The first portion of the interview was quite serious – so different compared with the latter part, talent performance. They said that should I pass and eventually participate in the SSEAYP, I must also be willing to represent the country by sharing Filipino culture – and the question followed – “How can you best share our rich culture through performance?”  That was already a signal for me to showcase my talent. I confidently replied, “Filipinos usually convey their sentiments through music, hence I will sing to promote our diverse and rich culture. I prepared two songs,” (actually, one song was enough, but I opted to sing two to impress). They applauded after my short performance, and just joked around during the last part of the session.

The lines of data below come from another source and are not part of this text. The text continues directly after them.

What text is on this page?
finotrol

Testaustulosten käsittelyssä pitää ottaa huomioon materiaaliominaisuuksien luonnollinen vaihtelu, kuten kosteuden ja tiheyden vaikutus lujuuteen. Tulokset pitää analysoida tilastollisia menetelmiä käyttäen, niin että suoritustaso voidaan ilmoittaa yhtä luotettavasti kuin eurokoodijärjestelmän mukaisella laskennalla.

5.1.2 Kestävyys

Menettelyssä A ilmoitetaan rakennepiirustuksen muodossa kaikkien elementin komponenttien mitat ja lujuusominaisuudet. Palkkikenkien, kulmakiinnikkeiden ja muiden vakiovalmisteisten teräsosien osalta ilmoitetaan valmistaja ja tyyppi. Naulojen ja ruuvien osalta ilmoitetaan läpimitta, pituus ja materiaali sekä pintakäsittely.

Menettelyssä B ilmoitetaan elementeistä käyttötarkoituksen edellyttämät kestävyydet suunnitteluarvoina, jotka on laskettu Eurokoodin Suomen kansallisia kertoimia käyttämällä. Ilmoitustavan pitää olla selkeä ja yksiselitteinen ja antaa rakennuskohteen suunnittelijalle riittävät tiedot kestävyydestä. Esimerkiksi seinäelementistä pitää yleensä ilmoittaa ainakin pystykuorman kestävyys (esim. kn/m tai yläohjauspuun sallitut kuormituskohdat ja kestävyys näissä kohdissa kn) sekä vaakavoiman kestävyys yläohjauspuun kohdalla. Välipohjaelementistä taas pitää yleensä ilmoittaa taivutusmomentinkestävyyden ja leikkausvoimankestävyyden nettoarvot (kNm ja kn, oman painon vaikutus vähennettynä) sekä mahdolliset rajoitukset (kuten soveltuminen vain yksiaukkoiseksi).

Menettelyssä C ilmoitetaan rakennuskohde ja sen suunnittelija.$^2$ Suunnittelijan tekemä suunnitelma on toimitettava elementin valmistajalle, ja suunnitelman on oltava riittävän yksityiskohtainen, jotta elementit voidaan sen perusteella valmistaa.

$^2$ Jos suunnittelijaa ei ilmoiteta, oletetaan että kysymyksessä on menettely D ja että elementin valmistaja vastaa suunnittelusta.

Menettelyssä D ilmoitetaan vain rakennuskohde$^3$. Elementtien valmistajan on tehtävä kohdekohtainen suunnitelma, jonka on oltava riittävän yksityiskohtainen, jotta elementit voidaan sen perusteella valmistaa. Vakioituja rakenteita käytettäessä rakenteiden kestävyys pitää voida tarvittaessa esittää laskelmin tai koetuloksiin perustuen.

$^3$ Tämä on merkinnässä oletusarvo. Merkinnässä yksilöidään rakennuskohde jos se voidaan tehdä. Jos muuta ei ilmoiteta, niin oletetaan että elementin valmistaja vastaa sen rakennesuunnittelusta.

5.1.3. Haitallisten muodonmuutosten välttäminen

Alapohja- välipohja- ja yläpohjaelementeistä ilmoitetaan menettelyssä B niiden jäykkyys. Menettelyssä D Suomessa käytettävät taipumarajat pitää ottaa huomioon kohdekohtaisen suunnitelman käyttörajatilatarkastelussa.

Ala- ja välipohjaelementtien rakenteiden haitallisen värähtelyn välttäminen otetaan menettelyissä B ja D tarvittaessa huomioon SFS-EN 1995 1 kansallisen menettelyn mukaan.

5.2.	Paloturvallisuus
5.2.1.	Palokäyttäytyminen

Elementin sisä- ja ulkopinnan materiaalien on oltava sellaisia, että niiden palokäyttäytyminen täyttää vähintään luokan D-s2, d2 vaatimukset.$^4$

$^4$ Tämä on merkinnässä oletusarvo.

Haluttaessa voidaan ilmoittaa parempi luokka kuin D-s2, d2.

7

The SSEAYP alumnus implied he had some connection with me because we came from the same institution, the Ateneo de Manila University – I taught at the high school department for three years, and he studied there when he was young.  The other members of the panel also cheered me up when they mentioned that I should have applied as a facilitator rather than a participating youth because they found my credentials really impressive, and more importantly, that I am more than fit as facilitator given the qualifications. I felt humbled, but also explained that “I feel I’m not ready for the facilitator position, and I wish to experience first how to be a participating youth.” I believed I had to learn more yet. The panel also encouraged me to apply for the Foreign Service Officer position and eventually become a member of the diplomatic corps. Accordingly, ‘by the looks of it, he will be a future diplomat.’ I felt so light after a grueling interview session on relatively ‘heavier’ issues. Just before I was allowed to leave, Ms. Nonette asked me if I know how to swim to which I replied, “Yes, ma’am.” I guess it was already a sign that I was short-listed, and a might move to the next level.

After enduring many hours for a short interview, it was finally over, and it was worth it. I left the NYC office with a relieved heart. I took a bus ride going home and excitingly shared with my equally excited parents about my experience.